8. But Miss You Already did not strike me as universal because the character's economic situations are specific, in fact, elite. Milly works in PR and is wealthy and Jess works for an NGO and is not. Their financial disparities are mentioned but hardly meaningful; they both have improbably beautiful homes, they eat in expensive restaurants, they are surrounded by objects in vivid colors and rich textures, and their hair is thick and shiny. Their lives are devoted to pleasure and comfort; a kind of editorial lifestyle that requires money and the illusion of personal style. But no amount of good taste could save Milly from cancer and its gruesome toll on her body. At least she gets to live out her final days in an exorbitantly luxurious hospice.
9. Most, if not all weepies revolve around the upper middle class to wealthy; or at least a middle class so photogenic it translates a tax bracket higher. Is this necessary for the audience's sympathy, for the coveted tears? Is it true, as New York Times film reviewer, A. O. Scott, claims that "Those trappings [of bourgeois subjectivity] of course, are part of what make characters in movies interesting"? A friend of mine agreed: it's these things that make characters relatable, that make them seem human.

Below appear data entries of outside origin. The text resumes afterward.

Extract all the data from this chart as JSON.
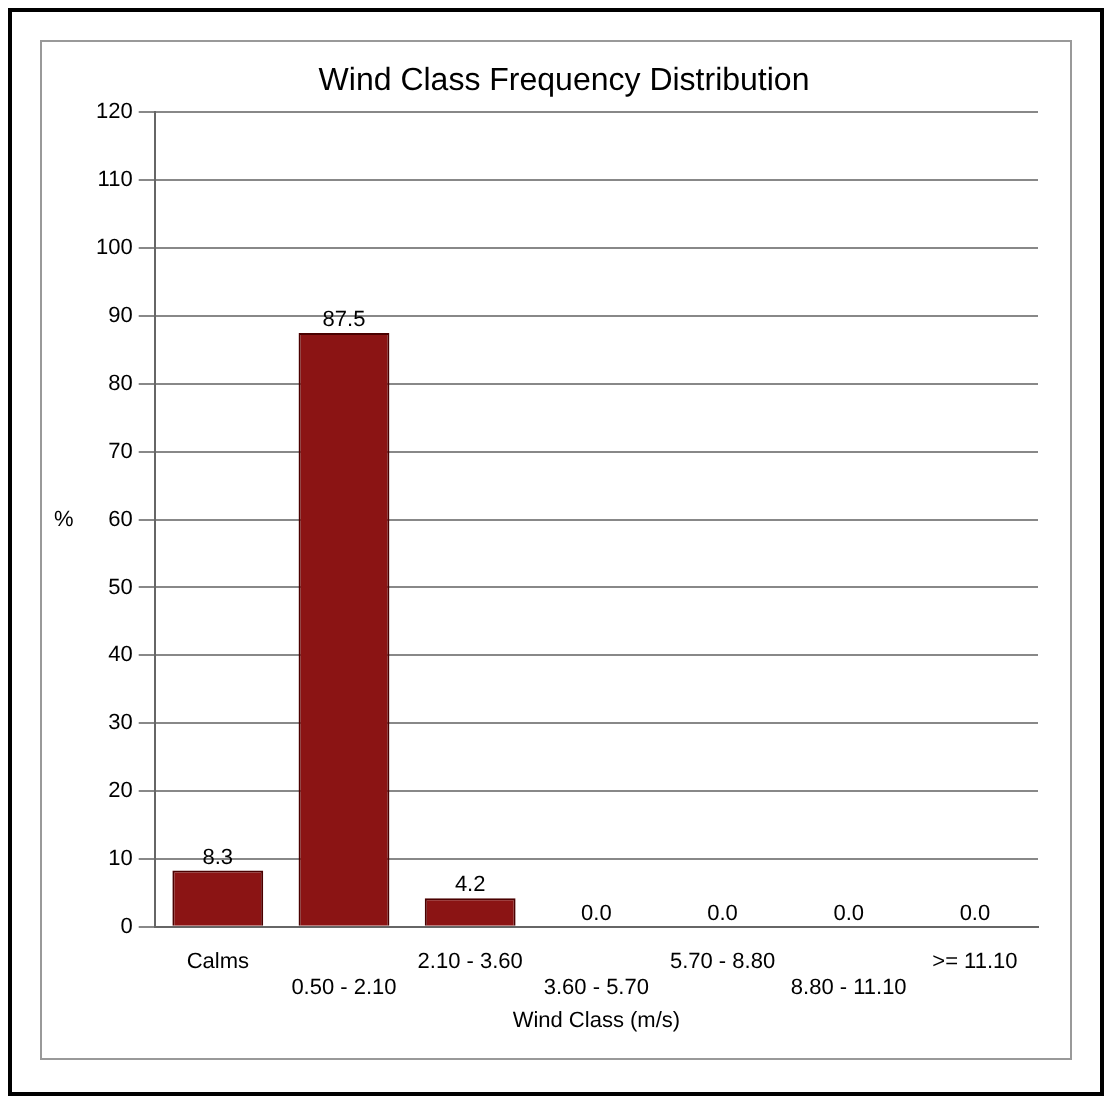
{
  "chart_data": {
    "type": "bar",
    "title": "Wind Class Frequency Distribution",
    "xlabel": "Wind Class (m/s)",
    "ylabel": "%",
    "categories": [
      "Calms",
      "0.50 - 2.10",
      "2.10 - 3.60",
      "3.60 - 5.70",
      "5.70 - 8.80",
      "8.80 - 11.10",
      ">= 11.10"
    ],
    "values": [
      8.3,
      87.5,
      4.2,
      0,
      0,
      0,
      0
    ],
    "value_labels": [
      "8.3",
      "87.5",
      "4.2",
      "0.0",
      "0.0",
      "0.0",
      "0.0"
    ],
    "color": "#8b1414",
    "ylim": [
      0,
      120
    ],
    "yticks": [
      0,
      10,
      20,
      30,
      40,
      50,
      60,
      70,
      80,
      90,
      100,
      110,
      120
    ],
    "grid": "y",
    "legend": false
  }
}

10. After all, isn't romantic love also a bourgeois trapping?
11. Another friend talks to me about the shows she watches that revolve around people who are poor, and it seems to me that these shows are about poverty or at least their poverty is a part of the tone, the irony, the plot. Wealth is stealthier, we don't notice it, it passes unmentioned. Wealth's specificity is ironed out by claims to universality. Watching this display of wealth is pleasurable to the audience, and perhaps we resent when that pleasure is usurped in texts about poor people, like the way I resent having to sit through a Dardenne brothers film.
12. Maybe I have trouble sympathizing with Milly because she is rich, or maybe, and this may be monstrous, I think of cancer as a random force, one that doesn't possess agency and so cannot be resented. Indeed, the poor and the wealthy are just as likely to get cancer (the poor get different kinds, and are more likely to die from it). I also have trouble feeling sympathy when natural disaster strikes, and this is monstrous considering I live in a geologically and climatically stable part of the world. The affliction of disease and disaster might be random but the chance one can heal and recover is rooted in economics.
13. My grandmother died of lung cancer, she had never been a smoker. If I stopped smoking, my lungs will be pink again in ten years.
14. I didn't cry at Miss You Already, I didn't get close. I hope this is a failure of the film and not a failure of mine.